Klasifikasi tauhid rububiyah
dan uluhiyah bertentangan dengan hadits mutawatir yang diriwayatkan
sekelompok sahabat termasuk didalamnya adalah sepuluh orang yang dijamin masuk
surga. Hadits ini diriwayakan al Bukhari dalam kitab Shahih-nya bahwasanya
Rasulullah SAW bersabda: “Aku diperintah untuk memerangi manusia sampai mereka
bersaksi bahwasanya tiada tuhan yang wajib disembah melainkan Allah (la ilaha
illallah) dan sesungguhya aku adalah utusan Allah……...”
Dalam hadits ini
Rasulullah menganggap cukup akan keislaman seseorang yang telah mengakui akan
keesaan Allah dalam ketuhanan (uluhiyah) dan mengakui beliau sebagai
Rasulullah.
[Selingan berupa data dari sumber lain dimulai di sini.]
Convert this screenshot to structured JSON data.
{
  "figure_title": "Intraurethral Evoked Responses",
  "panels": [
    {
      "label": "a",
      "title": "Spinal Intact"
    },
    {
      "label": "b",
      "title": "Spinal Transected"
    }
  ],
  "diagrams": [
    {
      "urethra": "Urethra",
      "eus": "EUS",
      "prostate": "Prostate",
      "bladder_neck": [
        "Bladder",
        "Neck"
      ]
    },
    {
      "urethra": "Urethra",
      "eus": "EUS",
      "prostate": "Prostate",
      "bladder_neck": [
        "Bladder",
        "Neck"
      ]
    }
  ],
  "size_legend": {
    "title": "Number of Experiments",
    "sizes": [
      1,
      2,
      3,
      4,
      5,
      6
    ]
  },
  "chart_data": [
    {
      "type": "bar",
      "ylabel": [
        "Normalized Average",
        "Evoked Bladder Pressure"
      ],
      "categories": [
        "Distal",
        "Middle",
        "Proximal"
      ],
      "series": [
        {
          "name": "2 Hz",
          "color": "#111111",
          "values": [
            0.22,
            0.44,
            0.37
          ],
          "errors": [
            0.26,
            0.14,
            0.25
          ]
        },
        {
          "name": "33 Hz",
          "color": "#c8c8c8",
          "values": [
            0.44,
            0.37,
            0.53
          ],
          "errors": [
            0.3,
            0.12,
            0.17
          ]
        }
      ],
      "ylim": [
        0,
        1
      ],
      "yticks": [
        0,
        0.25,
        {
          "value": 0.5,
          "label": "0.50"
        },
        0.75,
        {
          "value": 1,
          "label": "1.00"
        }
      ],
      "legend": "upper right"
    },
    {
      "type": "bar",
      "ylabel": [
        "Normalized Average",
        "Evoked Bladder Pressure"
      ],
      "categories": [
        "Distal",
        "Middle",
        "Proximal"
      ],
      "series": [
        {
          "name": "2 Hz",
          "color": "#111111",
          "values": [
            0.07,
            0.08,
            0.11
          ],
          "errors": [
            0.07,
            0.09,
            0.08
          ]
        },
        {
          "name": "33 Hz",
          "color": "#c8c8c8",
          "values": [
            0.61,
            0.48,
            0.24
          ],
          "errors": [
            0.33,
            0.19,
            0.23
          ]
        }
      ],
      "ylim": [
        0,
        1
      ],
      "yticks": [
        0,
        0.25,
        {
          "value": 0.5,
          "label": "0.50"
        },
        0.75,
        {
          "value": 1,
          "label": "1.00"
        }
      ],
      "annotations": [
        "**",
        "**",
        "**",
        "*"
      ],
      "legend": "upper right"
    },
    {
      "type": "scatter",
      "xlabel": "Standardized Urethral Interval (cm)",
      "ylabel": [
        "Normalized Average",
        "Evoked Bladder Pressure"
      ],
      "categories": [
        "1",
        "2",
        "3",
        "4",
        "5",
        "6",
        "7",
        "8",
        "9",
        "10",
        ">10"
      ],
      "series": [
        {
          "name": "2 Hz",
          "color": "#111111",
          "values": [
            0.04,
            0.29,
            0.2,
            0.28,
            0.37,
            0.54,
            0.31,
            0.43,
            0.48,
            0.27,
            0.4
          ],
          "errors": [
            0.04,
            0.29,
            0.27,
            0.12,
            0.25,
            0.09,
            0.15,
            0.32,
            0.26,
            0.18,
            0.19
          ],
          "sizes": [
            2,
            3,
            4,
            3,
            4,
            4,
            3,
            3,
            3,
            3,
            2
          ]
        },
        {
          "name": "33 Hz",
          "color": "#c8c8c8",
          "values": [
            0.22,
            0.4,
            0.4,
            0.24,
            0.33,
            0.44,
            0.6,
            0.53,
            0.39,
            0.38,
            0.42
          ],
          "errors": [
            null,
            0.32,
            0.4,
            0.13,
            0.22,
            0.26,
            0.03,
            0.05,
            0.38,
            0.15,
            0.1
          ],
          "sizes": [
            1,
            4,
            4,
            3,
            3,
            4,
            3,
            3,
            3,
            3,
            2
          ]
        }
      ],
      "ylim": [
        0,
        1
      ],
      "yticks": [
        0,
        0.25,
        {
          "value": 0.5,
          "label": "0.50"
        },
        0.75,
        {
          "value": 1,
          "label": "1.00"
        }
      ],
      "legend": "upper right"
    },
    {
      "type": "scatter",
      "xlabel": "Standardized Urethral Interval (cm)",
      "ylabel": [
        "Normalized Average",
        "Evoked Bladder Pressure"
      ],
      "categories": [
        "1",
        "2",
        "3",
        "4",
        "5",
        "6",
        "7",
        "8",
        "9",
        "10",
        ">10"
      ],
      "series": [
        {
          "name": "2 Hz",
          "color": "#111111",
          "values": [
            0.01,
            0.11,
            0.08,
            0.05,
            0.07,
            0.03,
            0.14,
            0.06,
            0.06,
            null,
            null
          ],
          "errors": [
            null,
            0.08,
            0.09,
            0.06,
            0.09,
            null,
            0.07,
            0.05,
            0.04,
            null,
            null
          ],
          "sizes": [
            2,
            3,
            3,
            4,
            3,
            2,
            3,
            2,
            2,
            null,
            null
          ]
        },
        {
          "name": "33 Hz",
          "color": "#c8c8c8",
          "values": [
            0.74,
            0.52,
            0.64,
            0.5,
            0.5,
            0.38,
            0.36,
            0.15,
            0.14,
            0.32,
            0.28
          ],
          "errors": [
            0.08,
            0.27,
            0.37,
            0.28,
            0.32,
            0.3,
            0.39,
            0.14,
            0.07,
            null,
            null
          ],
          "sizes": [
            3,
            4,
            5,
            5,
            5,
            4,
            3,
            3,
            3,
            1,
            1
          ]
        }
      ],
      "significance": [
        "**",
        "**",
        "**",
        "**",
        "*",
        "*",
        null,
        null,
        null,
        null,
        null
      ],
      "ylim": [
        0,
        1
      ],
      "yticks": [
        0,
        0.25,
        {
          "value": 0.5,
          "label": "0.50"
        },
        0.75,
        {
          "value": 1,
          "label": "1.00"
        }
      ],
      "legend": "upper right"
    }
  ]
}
Adapun kaum Wahabi mensyaratkan akan keislaman seseorang tidak
hanya dengan pengakuan terhadap tauhid rububiyah saja tapi harus
mengakui juga terhadap tauhid uluhiyah, padahal antara tauhid rububiyah
dan uluhiyah tidak ada bedanya dalam pandangan syara’.
Menurut Imam
al-Haddad disebutkan, tauhid uluhiyah masuk dalam keumuman tauhid
rububiyah dengan dalil bahwasanya ketika Allah mengambil perjanjian (mitsaq)
dengan keturunan Nabi Adam, Allah mengatakan, "Alastu birabbikum
(bukankah Aku Tuhan kalian)?" Dalam hal ini Allah tidak mengatakan, alastu
biilahikum, karena Allah menganggap cukup dengan tauhid rububiyah
tersebut dari mereka. Sudah maklum bahwa orang yang menetapkan ke-rububiyah-an
Allah berarti ia juga mengakui akan ke-uluhiyah-an-Nya. Karena rabb
pasti ilah, dan ilah pasti rabb, yaitu sama-sama bermakna
Dzat Yang Wajib Disembah.
Di dalam hadits
juga disebutkan bahwa ketika Malaikat Munkar dan Nakir ketika bertanya kepada
orang yang meninggal, mereka berkata, “Man Rabbuka? (siapa Tuhanmu),”
tanpa menambah dengan pertanyaan, “Man ilahuka?". Wallahu a'lam.